Irish pharmaceutical company Shire PLC lost a bid Friday to shut down a Delaware Chancery Court contract breach suit demanding an overdue $45 million drug development “milestone” payment, filed by the post-merger representatives of the drug’s original owner.

In a ruling from the bench, Vice Chancellor J. Travis Laster refused to dismiss the case filed by Shareholder Representative Services LLC, which represents equity holders of FerroKin BioSciences Inc.

The vice chancellor said in part that it appeared that Shire “made up” regulator-approval deadlines that played a part in its defense of its refusal to pay the contracted amount.

Shire bought FerroKin in 2012 in a $325 million deal that included $95 million in cash up front and the balance in a series of payments linked to development of deferitazole, FerroKin’s candidate drug for treatment of patients who build up excess iron in their blood as a result of repeated transfusions.

Under the agreement, Shire was required to pay $45 million on Dec. 31, 2015, based on the anticipated start of human clinical trials by that time.
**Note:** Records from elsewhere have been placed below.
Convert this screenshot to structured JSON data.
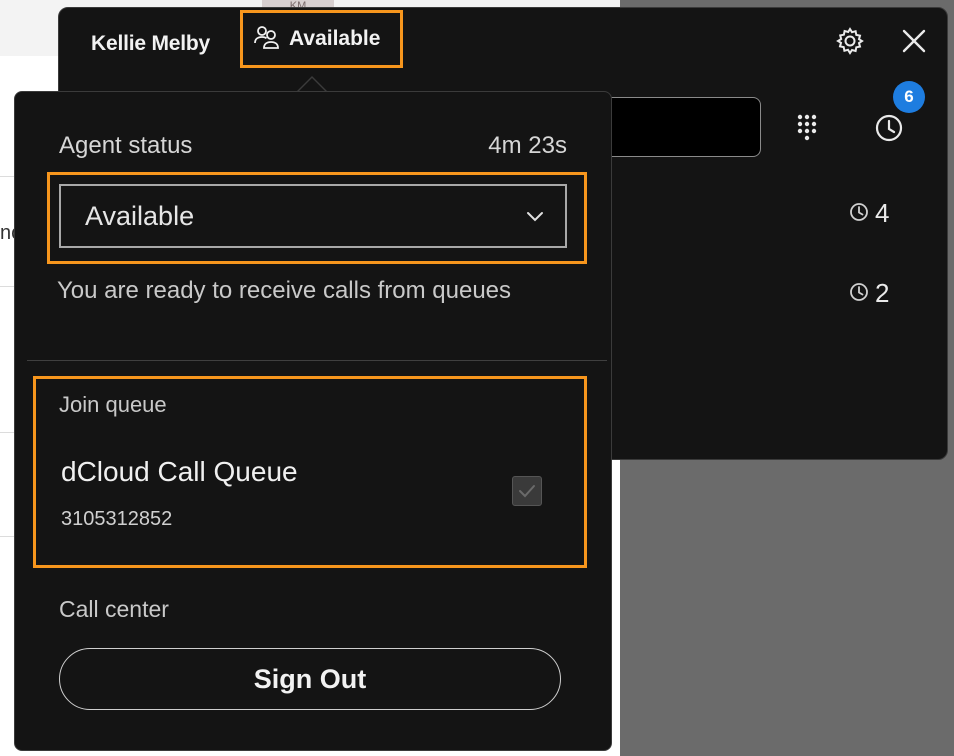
{
  "header": {
    "user_name": "Kellie Melby",
    "status_button_label": "Available",
    "history_badge_count": "6"
  },
  "background": {
    "avatar_initials": "KM",
    "cut_off_text": "nc"
  },
  "queue_summary": [
    {
      "count": "4"
    },
    {
      "count": "2"
    }
  ],
  "popover": {
    "agent_status_label": "Agent status",
    "status_timer": "4m 23s",
    "status_select_value": "Available",
    "status_description": "You are ready to receive calls from queues",
    "join_queue_label": "Join queue",
    "queue": {
      "name": "dCloud Call Queue",
      "number": "3105312852",
      "checked": true
    },
    "call_center_label": "Call center",
    "sign_out_label": "Sign Out"
  },
  "colors": {
    "highlight": "#f7961d",
    "badge": "#1e7de0",
    "panel": "#141414"
  },
  "icons": [
    "people-icon",
    "gear-icon",
    "close-icon",
    "keypad-icon",
    "clock-icon",
    "chevron-down-icon",
    "checkbox-check-icon"
  ]
}
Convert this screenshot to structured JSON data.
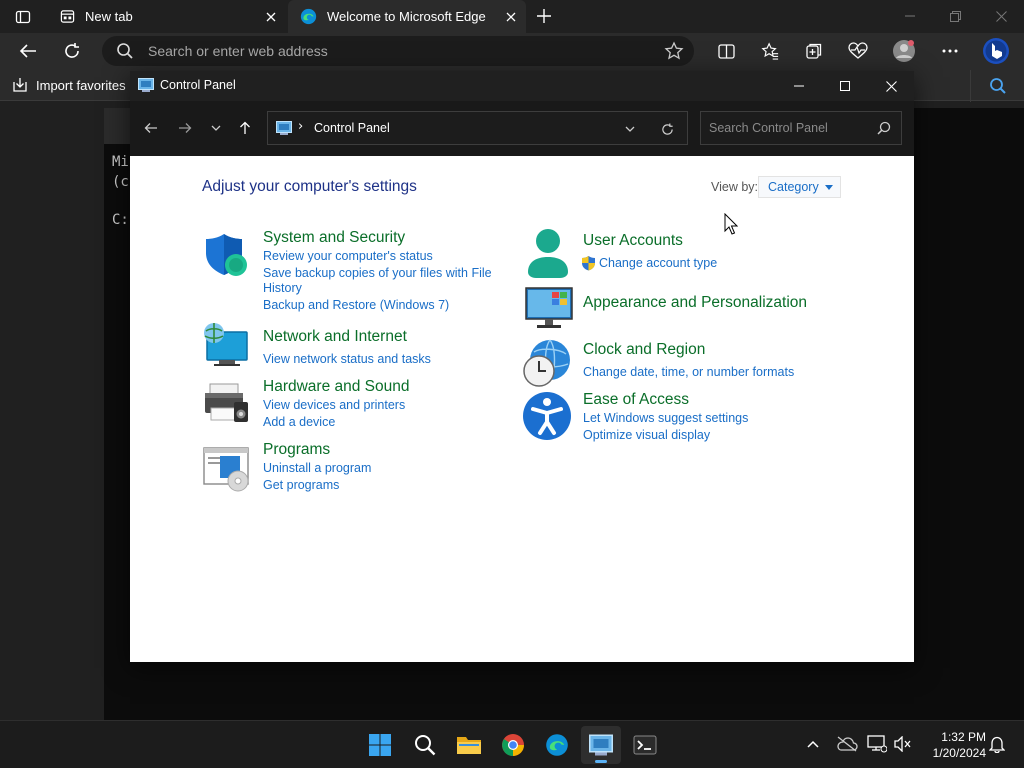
{
  "browser": {
    "tabs": [
      {
        "title": "New tab"
      },
      {
        "title": "Welcome to Microsoft Edge"
      }
    ],
    "address_placeholder": "Search or enter web address",
    "favorites_bar": {
      "import_label": "Import favorites"
    }
  },
  "terminal": {
    "lines": [
      "Mi",
      "(c",
      "",
      "C:"
    ]
  },
  "control_panel": {
    "window_title": "Control Panel",
    "location": "Control Panel",
    "search_placeholder": "Search Control Panel",
    "heading": "Adjust your computer's settings",
    "view_by_label": "View by:",
    "view_by_value": "Category",
    "categories": {
      "system_security": {
        "title": "System and Security",
        "links": [
          "Review your computer's status",
          "Save backup copies of your files with File History",
          "Backup and Restore (Windows 7)"
        ]
      },
      "network": {
        "title": "Network and Internet",
        "links": [
          "View network status and tasks"
        ]
      },
      "hardware": {
        "title": "Hardware and Sound",
        "links": [
          "View devices and printers",
          "Add a device"
        ]
      },
      "programs": {
        "title": "Programs",
        "links": [
          "Uninstall a program",
          "Get programs"
        ]
      },
      "user_accounts": {
        "title": "User Accounts",
        "links": [
          "Change account type"
        ]
      },
      "appearance": {
        "title": "Appearance and Personalization",
        "links": []
      },
      "clock_region": {
        "title": "Clock and Region",
        "links": [
          "Change date, time, or number formats"
        ]
      },
      "ease_access": {
        "title": "Ease of Access",
        "links": [
          "Let Windows suggest settings",
          "Optimize visual display"
        ]
      }
    }
  },
  "taskbar": {
    "time": "1:32 PM",
    "date": "1/20/2024"
  },
  "colors": {
    "link": "#1a6ec7",
    "category_title": "#0a6e29",
    "heading": "#1e3287",
    "accent": "#5bb2f5"
  }
}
Only the emergence of a “fundamental circumstance” that made production and sale of the drug for the intended use “impracticable” could cancel the debt.

Shire argued that a fundamental circumstance emerged when the Food and Drug Administration order a clinical hold on the drug’s development in March 2014 after discovery of kidney tumors in rats given deferitazole.
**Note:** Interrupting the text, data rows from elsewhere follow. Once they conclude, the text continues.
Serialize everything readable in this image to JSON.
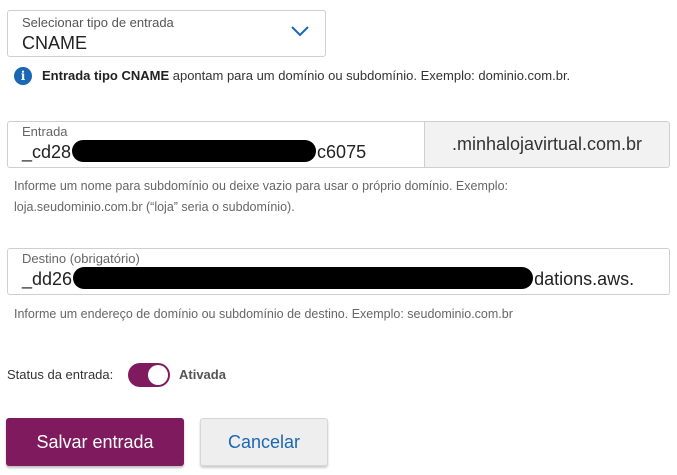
{
  "entry_type": {
    "label": "Selecionar tipo de entrada",
    "value": "CNAME",
    "icon": "chevron-down-icon"
  },
  "info": {
    "icon": "info-icon",
    "bold": "Entrada tipo CNAME",
    "text": " apontam para um domínio ou subdomínio. Exemplo: dominio.com.br."
  },
  "entry": {
    "label": "Entrada",
    "value_prefix": "_cd28",
    "value_suffix": "c6075",
    "addon": ".minhalojavirtual.com.br",
    "help_line1": "Informe um nome para subdomínio ou deixe vazio para usar o próprio domínio. Exemplo:",
    "help_line2": "loja.seudominio.com.br (“loja” seria o subdomínio)."
  },
  "destination": {
    "label": "Destino (obrigatório)",
    "value_prefix": "_dd26",
    "value_suffix": "dations.aws.",
    "help": "Informe um endereço de domínio ou subdomínio de destino. Exemplo: seudominio.com.br"
  },
  "status": {
    "label": "Status da entrada:",
    "state": "Ativada",
    "enabled": true
  },
  "actions": {
    "save": "Salvar entrada",
    "cancel": "Cancelar"
  },
  "colors": {
    "primary": "#7f1a5e",
    "link": "#1a67b3"
  }
}
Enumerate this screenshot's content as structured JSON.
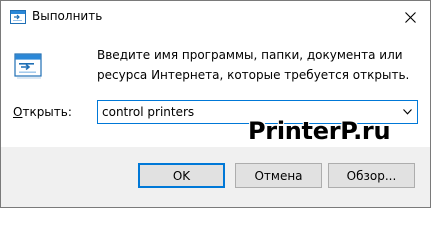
{
  "window": {
    "title": "Выполнить",
    "title_icon": "run-dialog-icon",
    "close_icon": "close-icon"
  },
  "body": {
    "description": "Введите имя программы, папки, документа или ресурса Интернета, которые требуется открыть.",
    "open_label": "Открыть:",
    "open_label_access_key": "О",
    "open_label_rest": "ткрыть:",
    "command_value": "control printers",
    "run_icon": "run-dialog-icon"
  },
  "watermark": {
    "text": "PrinterP.ru"
  },
  "buttons": {
    "ok": "OK",
    "cancel": "Отмена",
    "browse": "Обзор..."
  },
  "colors": {
    "accent": "#0078d7",
    "footer_bg": "#f0f0f0",
    "button_bg": "#e1e1e1",
    "button_border": "#adadad"
  }
}
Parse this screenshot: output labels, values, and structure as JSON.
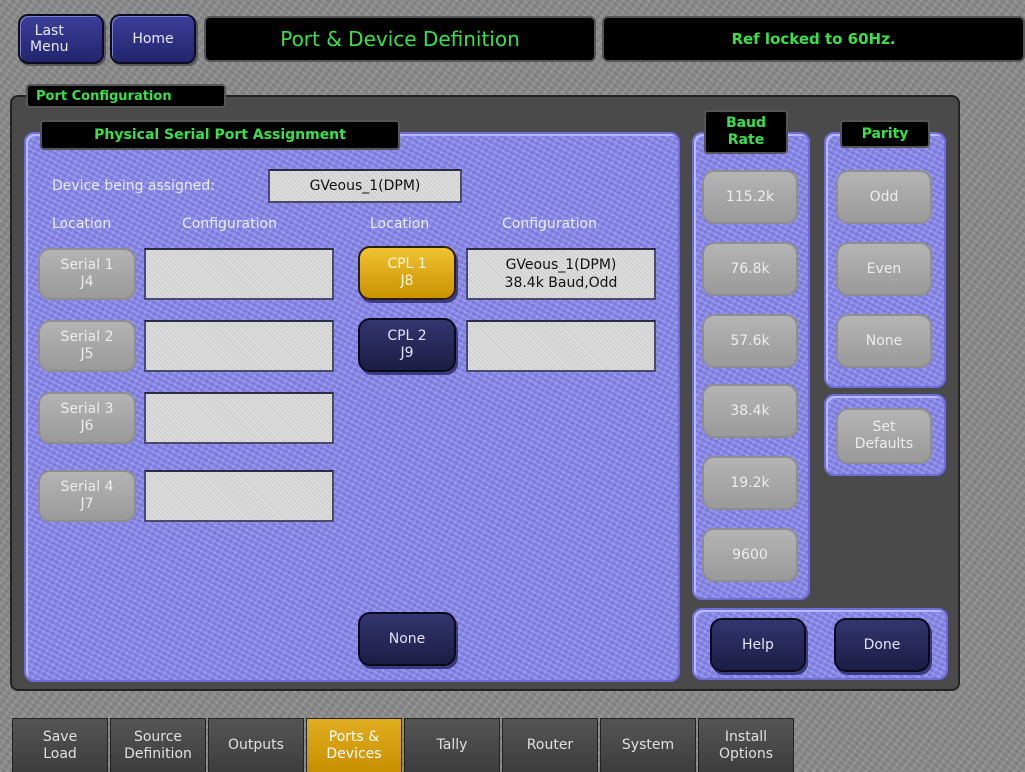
{
  "header": {
    "last_menu": "Last\nMenu",
    "home": "Home",
    "title": "Port & Device Definition",
    "status": "Ref locked to 60Hz."
  },
  "port_configuration": {
    "tab_label": "Port Configuration",
    "physical_panel": {
      "tab_label": "Physical Serial Port Assignment",
      "device_label": "Device being assigned:",
      "device_value": "GVeous_1(DPM)",
      "col_headers": [
        "Location",
        "Configuration",
        "Location",
        "Configuration"
      ],
      "serial_ports": [
        {
          "label": "Serial 1\nJ4",
          "config": ""
        },
        {
          "label": "Serial 2\nJ5",
          "config": ""
        },
        {
          "label": "Serial 3\nJ6",
          "config": ""
        },
        {
          "label": "Serial 4\nJ7",
          "config": ""
        }
      ],
      "cpl_ports": [
        {
          "label": "CPL 1\nJ8",
          "config": "GVeous_1(DPM)\n38.4k Baud,Odd",
          "selected": true
        },
        {
          "label": "CPL 2\nJ9",
          "config": "",
          "selected": false
        }
      ],
      "none_button": "None"
    },
    "baud_rate": {
      "tab_label": "Baud\nRate",
      "options": [
        "115.2k",
        "76.8k",
        "57.6k",
        "38.4k",
        "19.2k",
        "9600"
      ]
    },
    "parity": {
      "tab_label": "Parity",
      "options": [
        "Odd",
        "Even",
        "None"
      ]
    },
    "set_defaults": "Set\nDefaults",
    "help": "Help",
    "done": "Done"
  },
  "bottom_tabs": [
    {
      "label": "Save\nLoad",
      "active": false
    },
    {
      "label": "Source\nDefinition",
      "active": false
    },
    {
      "label": "Outputs",
      "active": false
    },
    {
      "label": "Ports &\nDevices",
      "active": true
    },
    {
      "label": "Tally",
      "active": false
    },
    {
      "label": "Router",
      "active": false
    },
    {
      "label": "System",
      "active": false
    },
    {
      "label": "Install\nOptions",
      "active": false
    }
  ],
  "colors": {
    "accent_green": "#39e04a",
    "panel_lavender": "#8a8aee",
    "selected_gold": "#e0ad20",
    "navy_button": "#22256c"
  }
}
The drug company accused SRS of mounting an effort to camouflage the consequences of the FDA clinical hold and of trying to convince the court to ignore the reason the milestone was not achieved.

But Vice Chancellor Laster said that SRS raised arguments sufficient to take the case forward. They included allegations that a restructuring by Shire led to the departure of key personnel and a change in the company’s focus, as well as business judgments regarding the potential profitability of deferitazole compared with other ventures.

Laurie Carr Mims of Keker Van Nest & Peters LLP, counsel to SRS, said that Shire’s reliance on the clinical hold was “the epitome of an after-the-fact litigation construct” and said the case involves a factual dispute that requires a battle of experts.

“The bottom line is that all of these issues are factual or they are contract interpretation questions where each side, or at least SRS, has a reasonable interpretation of the contract,” Mims said. “For that reason, this is not the type of case where a motion to dismiss is the proper place to make a decision.”